Perhaps this is Mr. Harry G. Gardiner. the self-styled "human fly" who climbed many buildings in NYC and Boston and Philadelphia in 1918 and 1919. I cannot identify the church (Episcopal?) in the background, sorry to say (though I'm sure that this will be easy for someone to do). But I did have a very close and fairly thorough look at the crowd under some fair magnification, and found that not many were actually watching the climber. On the other hand how interesting can it be to watch someone climb a building--slowly--observing it from hundreds of feet away? I didn't see any kids, I don't think, and there are lots of people looking the other way.
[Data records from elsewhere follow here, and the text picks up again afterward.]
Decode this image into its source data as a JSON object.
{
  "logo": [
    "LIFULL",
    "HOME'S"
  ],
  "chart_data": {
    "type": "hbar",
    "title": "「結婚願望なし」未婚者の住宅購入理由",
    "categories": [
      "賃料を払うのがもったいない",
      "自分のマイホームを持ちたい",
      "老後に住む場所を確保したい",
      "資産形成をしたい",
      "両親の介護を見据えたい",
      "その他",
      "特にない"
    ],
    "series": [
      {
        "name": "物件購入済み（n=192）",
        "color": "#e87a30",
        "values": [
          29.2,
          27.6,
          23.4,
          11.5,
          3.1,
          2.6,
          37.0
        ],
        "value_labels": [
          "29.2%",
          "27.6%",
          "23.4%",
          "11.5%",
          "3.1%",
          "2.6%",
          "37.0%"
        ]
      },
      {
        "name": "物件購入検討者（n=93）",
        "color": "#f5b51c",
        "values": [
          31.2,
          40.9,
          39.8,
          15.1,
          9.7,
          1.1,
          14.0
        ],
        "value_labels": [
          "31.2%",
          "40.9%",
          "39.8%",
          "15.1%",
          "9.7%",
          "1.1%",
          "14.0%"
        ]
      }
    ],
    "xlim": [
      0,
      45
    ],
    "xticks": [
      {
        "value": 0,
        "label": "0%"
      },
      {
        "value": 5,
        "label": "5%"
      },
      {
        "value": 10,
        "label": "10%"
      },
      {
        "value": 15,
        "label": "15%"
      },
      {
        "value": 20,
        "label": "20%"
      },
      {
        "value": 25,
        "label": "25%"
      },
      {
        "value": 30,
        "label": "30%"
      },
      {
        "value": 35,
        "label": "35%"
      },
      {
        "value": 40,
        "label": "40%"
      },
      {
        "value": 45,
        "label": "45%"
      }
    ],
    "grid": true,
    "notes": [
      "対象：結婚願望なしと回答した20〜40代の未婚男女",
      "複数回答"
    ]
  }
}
Its difficult not to try and put yourself in the very shoes of these people under the 'scope, trying to imagine what they were thinking, the heat of the sun on their boaters, the uncomfortable nature in general of wearing all of those clothes for the women, leaning against the black iron fence taking in the stubby sites of the graveyard next to the church....I stopped finally with the two guys in boaters (seen here in the enlargement, the original being just a specky bit at the rear of the cemetery at the back of the church, to the right), looking very comfortable and relaxed, one with his hands loosely clasped behind, the other perhaps pointing. Both are looking away from the climber, in the opposite direction, across the graveyard and above the gravestones. The sun caught their hats perfectly. They were enjoying a leisurely morning. There are hundreds and hundreds of these mico-scenes caught in this moment, their suggested fullness revealed only under magnification, like looking through a telescope, in a way, back into a frozen moment of time, yet another photonic jewel.
The two guys in boaters are looking at the cemetery full of other human flies who have tried to scale the building across the street. "Ah, remember Jimmy? So close!"
Posted by: Jeff Donlan | 28 August 2013 at 05:12 PM
I believe that is St. Paul's on Broadway and Fulton.